In a cell DNA contains the genetic code that is used to build proteins.
The cell creates mRNA, a DNA copy, to build proteins. A molecule known as a ribosome then reads the DNA, translating it to protein. This step was a mystery to scientists: they didn’t know exactly how the ribosome attached and read mRNA.
A team of scientists from around the world, including researchers at University of Michigan, has used advanced microscopy techniques to visualize how ribosomes attach to mRNA as it is being transcribed using an enzyme known as RNAP. The results of their study, which examined the process within bacteria, were published in Science. Albert Weixlbaumer is a co-author of the
“Understanding how the ribosome captures or ‘recruits’ the mRNA is a prerequisite for everything that comes after, such as understanding how it can even begin to interpret the information encoded in the mRNA,” study. He’s a French researcher at Institut de genetique et de biologie moleculaire et cellulaire. Researchers discovered “It’s like a book. Your task is to read and interpret a book, but you don’t know where to get the book from. How is the book delivered to the reader?”
This is necessary for the start of the protein synthesis. It is like a supervisor at a building site ensuring that workers install a complicated section, and confirming twice in a row to ensure maximum functionality. According to researchers, understanding these basic processes can lead to new antibiotics targeting these pathways.
Antibiotics traditionally target the ribosome, or RNAP. However, bacteria have evolved and mutated to develop resistance to these antibiotics. The team is hoping to defeat bacteria with the new information they have gained. Adrien Chauvier is a senior scientist at U-M and one of the four study co-leaders. “We could target this interface, specifically between the RNAP, ribosome, and mRNA, with a compound that interferes with the recruitment or the stability of the complex.”
To show the mechanism of how components work in concert to deliver freshly transcribed transcripts to the ribosome, the team created a framework that explains the interactions between the different parts. Weixlbaumer explained. “Using purified components, we reassembled the complex — 10-billionth of a meter in diameter. We saw them in action using cryo-electron microscopy (cryo-EM) and interpreted what they were doing. We then needed to see if the behavior of our purified components could be recapitulated in different experimental systems.”
“Using purified components, we reassembled the complex — 10-billionth of a meter in diameter. We saw them in action using cryo-electron microscopy (cryo-EM) and interpreted what they were doing. We then needed to see if the behavior of our purified components could be recapitulated in different experimental systems.”
“Using purified components, we reassembled the complex — 10-billionth of a meter in diameter. We saw them in action using cryo-electron microscopy (cryo-EM) and interpreted what they were doing. We then needed to see if the behavior of our purified components could be recapitulated in different experimental systems.”
“interpreter,” “interpreter,”DNA is located in the nucleus of more complex cells. RNAP breaks down the genetic instructions to smaller pieces.
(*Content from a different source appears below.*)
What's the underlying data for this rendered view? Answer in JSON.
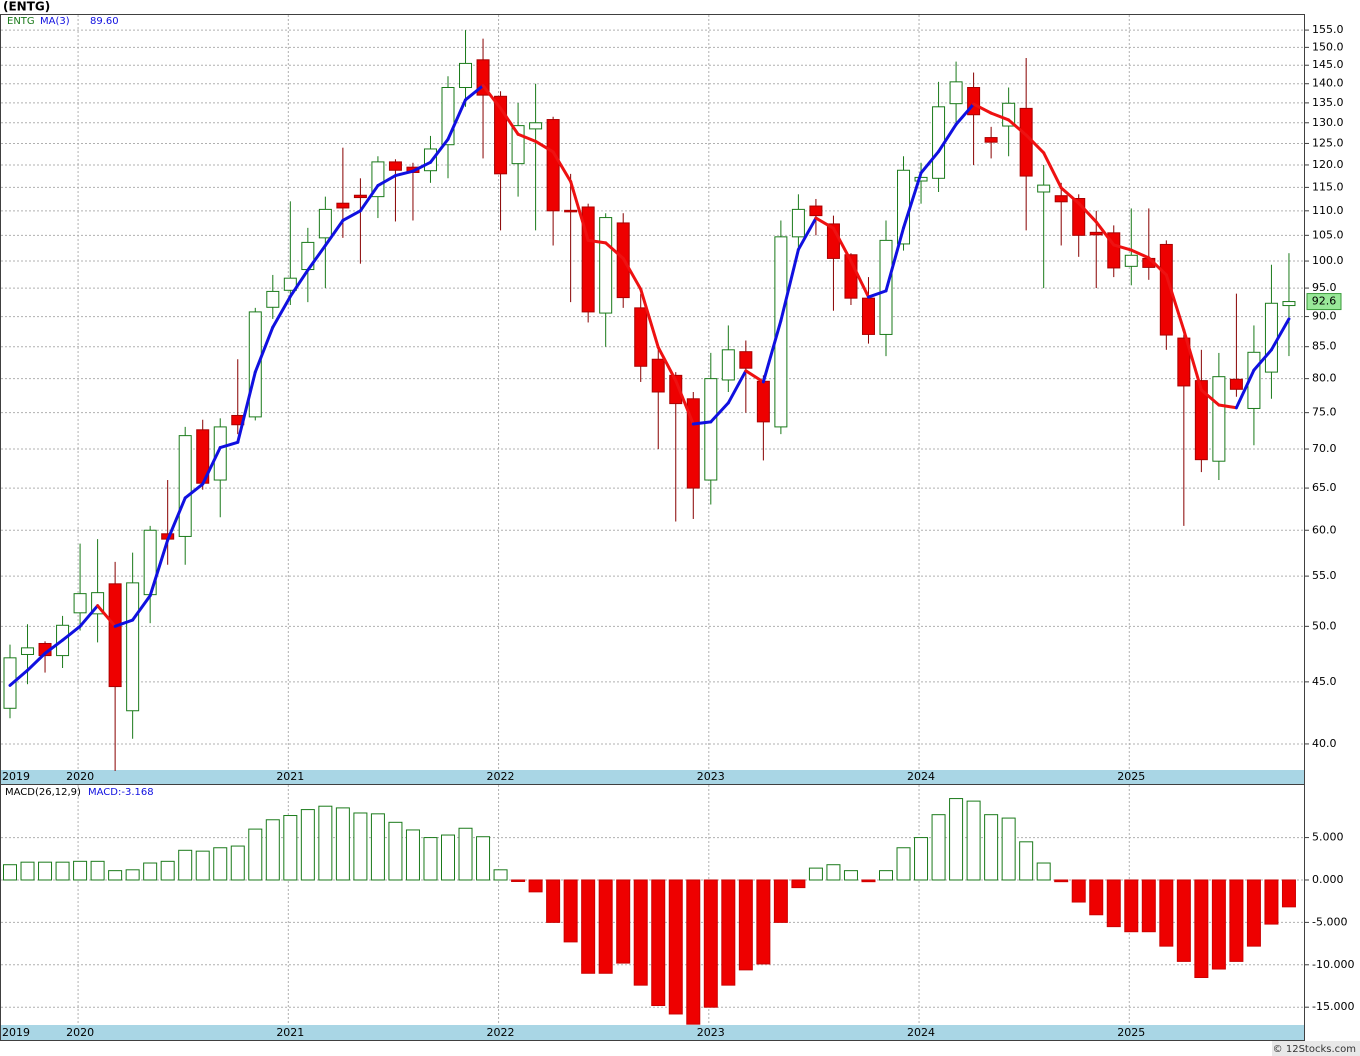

The enzyme is a dynamo that transcribes or writes DNA, a specific copy of which is then moved to the ribosome, located in “roomier” the much larger cytoplasm. From there, it’s translated into the building blocks of living proteins. The RNAP, the ribosome, and transcription all occur simultaneously in prokaryotes. This is because prokaryotes lack a nucleus or an internal membrane.
Bacteria, the most well-studied of the prokaryotes and with their simpler genetic structure provided an ideal environment for the research team to study the mechanisms involved in ribosome and RNAP coupling. Researchers used different technologies to study the process. The Berlin lab employed Andrea Graziadei’s crosslinking mass spectrometry in cells, while Weixlbaumer’s team utilized cryo-EM. Chauvier, a biophysicist, and Nils Walter of U-M’s chemistry, biology, used their single-molecule fluorescence microscopy to examine the kinetics.
“In order to track the speed of this machinery at work, we tagged each of the two components with a different color,” Chauvier said. The researchers observed that RNAP bound the mRNA to the 30S small ribosomal unit more efficiently if ribosomal proteins bS1 were present. This helped the mRNA unravel in preparation for the translation within the ribosome. Webster’s and Weixlbaumer’s cryo-EM structure revealed an alternate pathway for mRNA transport to the ribosome. This involves the tethering RNA polymerase with the coupling transcription factors NusG or RfaH.
These proteins thread the mRNA through the mRNA entrance channel of the ribosome on the opposite side of bS1. The team is looking forward to further collaboration in order to determine how to rearrange the complex to make it fully functional. Walter. Huma Rahil was a PhD student at the Weixlbaumer Lab and Michael Webster is now a researcher with The John Innes Centre, in United Kingdom. They also co-authored the paper.